我想根据第一组列中的值(具体来说,第一列为空白),同时将多个列的值替换为其他列中的相应值。这是我正在尝试做的一个例子:
import pandas as pd
df = pd.DataFrame({'a1':['m', 'n', 'o', 'p'],
'a2':['q', 'r', 's', 't'],
'b1':['', '', 'a', '' ],
'b2':['', '', 'b', '']})
df
# a1 a2 b1 b2
# 0 m q
# 1 n r
# 2 o s a b
# 3 p t
我想将 b1 和 b2 中的 '' 值替换为 a1 和 a2 中的相应值,其中 b1 为空:
# a1 a2 b1 b2
# 0 m q m q
# 1 n r n r
# 2 o s a b
# 3 p t p t
这是我的思考过程(我对 pandas 比较陌生,所以我在这里说话可能带有浓重的 R 口音):
missing = (df.b1 == '')
# First thought:
df[missing, ['b1', 'b2']] = df[missing, ['a1', 'a2']]

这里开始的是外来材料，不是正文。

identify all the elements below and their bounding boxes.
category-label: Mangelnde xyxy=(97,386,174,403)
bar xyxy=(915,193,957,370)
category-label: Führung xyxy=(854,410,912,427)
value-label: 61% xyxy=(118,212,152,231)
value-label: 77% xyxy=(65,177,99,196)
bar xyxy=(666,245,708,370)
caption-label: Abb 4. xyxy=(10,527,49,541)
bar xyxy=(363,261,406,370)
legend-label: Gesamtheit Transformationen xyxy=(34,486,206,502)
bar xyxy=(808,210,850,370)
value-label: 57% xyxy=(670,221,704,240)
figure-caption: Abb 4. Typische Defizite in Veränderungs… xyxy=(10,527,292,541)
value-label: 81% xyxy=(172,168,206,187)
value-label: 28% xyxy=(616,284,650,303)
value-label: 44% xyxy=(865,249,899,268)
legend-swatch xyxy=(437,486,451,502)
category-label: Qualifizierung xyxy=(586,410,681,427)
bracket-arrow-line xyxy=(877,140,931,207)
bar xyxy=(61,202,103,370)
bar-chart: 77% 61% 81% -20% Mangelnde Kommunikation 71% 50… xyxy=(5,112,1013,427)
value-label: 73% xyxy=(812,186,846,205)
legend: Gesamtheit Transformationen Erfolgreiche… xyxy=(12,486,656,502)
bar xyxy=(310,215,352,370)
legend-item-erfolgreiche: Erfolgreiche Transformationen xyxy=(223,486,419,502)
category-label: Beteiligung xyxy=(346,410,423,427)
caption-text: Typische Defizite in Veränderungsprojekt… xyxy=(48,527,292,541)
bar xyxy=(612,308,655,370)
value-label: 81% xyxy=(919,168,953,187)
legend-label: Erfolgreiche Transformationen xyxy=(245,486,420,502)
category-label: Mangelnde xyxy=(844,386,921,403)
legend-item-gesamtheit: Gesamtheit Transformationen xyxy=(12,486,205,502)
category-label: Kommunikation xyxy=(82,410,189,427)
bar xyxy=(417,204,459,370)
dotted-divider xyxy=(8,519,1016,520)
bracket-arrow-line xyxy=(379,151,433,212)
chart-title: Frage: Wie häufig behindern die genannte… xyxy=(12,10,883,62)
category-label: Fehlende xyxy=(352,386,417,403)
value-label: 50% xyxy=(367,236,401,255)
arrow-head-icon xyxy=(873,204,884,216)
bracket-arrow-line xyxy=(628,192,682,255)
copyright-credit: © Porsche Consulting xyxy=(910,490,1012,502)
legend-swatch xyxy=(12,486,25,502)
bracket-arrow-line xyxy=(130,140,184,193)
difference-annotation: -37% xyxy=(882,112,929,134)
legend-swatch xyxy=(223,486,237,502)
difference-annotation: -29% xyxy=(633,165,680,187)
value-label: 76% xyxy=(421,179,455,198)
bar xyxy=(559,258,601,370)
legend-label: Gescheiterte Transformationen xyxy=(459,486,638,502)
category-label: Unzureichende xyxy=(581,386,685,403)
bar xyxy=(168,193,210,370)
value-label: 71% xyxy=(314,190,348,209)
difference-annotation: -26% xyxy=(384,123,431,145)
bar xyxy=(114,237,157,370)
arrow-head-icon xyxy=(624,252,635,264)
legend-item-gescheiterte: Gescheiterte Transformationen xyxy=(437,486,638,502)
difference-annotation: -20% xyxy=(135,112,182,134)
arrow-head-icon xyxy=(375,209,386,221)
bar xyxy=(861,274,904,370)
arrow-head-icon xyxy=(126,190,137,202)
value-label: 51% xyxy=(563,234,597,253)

# TypeError: 'Series' objects are mutable, thus they cannot be hashed
# Fair enough
df[tuple(missing), ('b1', 'b2')] = df[tuple(missing), ('a1', 'a2')]
# KeyError: ((True, True, False, True), ('a1', 'a2'))
# Obviously I'm going about this wrong. Maybe I need to use indexing?
df[['b1', 'b2']].ix[missing,:]
# b1 b2
# 0
# 1
# 3
# That looks right
df[['b1', 'b2']][missing, :] = df[['a1', 'a2']].ix[missing, :]
# TypeError: 'Series' objects are mutable, thus they cannot be hashed
# Deja vu
df[['b1', 'b2']].ix[tuple(missing), :] = df[['a1', 'a2']].ix[tuple(missing), :]
# ValueError: could not convert string to float:
# Uhh...
我可以逐列进行:
df['b1'].ix[missing] = df['a1'].ix[missing]
df['b2'].ix[missing] = df['a2'].ix[missing]
...但我怀疑有一种更惯用的方法可以做到这一点。想法?
Update:为了澄清这一点,我特别想知道是否可以同时更新所有列。例如,对 Primer 答案的假设修改(这不起作用并导致 NaN,尽管我不确定为什么):
df.loc[missing, ['b1', 'b2']] = f.loc[missing, ['a1', 'a2']]
# a1 a2 b1 b2
# 0 m q NaN NaN
# 1 n r NaN NaN
# 2 o s a b
# 3 p t NaN NaN